Key figures to inspect

• Figure 1: Use the NIRCam/MIRI cutouts and slit overlay to verify the source’s compact, unresolved appearance and the PRISM extraction; in the 1D spectrum, note the Ly break, strong Balmer break, and the separation of broad Hβ from narrow [O III] features confirming the BLAGN nature at z=9.288.
• Figure 2: Inspect the PRISM fits to Hβ+[O III]; the necessity of a broad Hβ component (FWHM ~3500 km s−1) anchors the MBH estimate, while the narrow [O III] doublet sets the systemic redshift and highlights the BLR–NLR dichotomy at z≈9.3.

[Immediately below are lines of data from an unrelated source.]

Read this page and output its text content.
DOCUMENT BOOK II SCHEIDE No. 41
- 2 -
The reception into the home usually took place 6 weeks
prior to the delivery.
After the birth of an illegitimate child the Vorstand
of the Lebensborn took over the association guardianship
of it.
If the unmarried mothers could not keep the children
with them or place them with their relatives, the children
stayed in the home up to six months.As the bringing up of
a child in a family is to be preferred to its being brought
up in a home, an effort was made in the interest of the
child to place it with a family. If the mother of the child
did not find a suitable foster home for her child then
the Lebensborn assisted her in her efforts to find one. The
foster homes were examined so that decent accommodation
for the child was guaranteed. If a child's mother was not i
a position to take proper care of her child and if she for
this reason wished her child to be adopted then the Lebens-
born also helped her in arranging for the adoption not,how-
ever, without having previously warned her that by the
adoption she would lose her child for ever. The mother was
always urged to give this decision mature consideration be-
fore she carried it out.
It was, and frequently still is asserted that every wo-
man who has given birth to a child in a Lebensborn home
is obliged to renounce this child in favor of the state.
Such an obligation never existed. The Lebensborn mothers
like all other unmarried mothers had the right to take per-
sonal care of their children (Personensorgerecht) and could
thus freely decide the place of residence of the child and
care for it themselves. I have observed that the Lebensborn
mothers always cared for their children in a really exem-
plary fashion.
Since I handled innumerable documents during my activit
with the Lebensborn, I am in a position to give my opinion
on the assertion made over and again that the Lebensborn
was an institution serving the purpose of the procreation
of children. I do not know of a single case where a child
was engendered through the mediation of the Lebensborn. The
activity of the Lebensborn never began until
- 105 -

• Figure 3: Check the 2D surface-brightness modeling in F200W and F444W; point-source residuals show CAPERS-LRD-z9 is unresolved, implying pc-scale upper limits consistent with a nucleus-dominated light profile.
• Figure 4: Examine the joint CLOUDY (dense, enshrouded AGN) + bagpipes (stellar UV) fit that reproduces the red-ward continuum/Balmer break and enforces M*<10^9 M⊙; also note the models’ failure to match strong [O III] λ4363, signaling extreme gas conditions not captured by the baseline setup.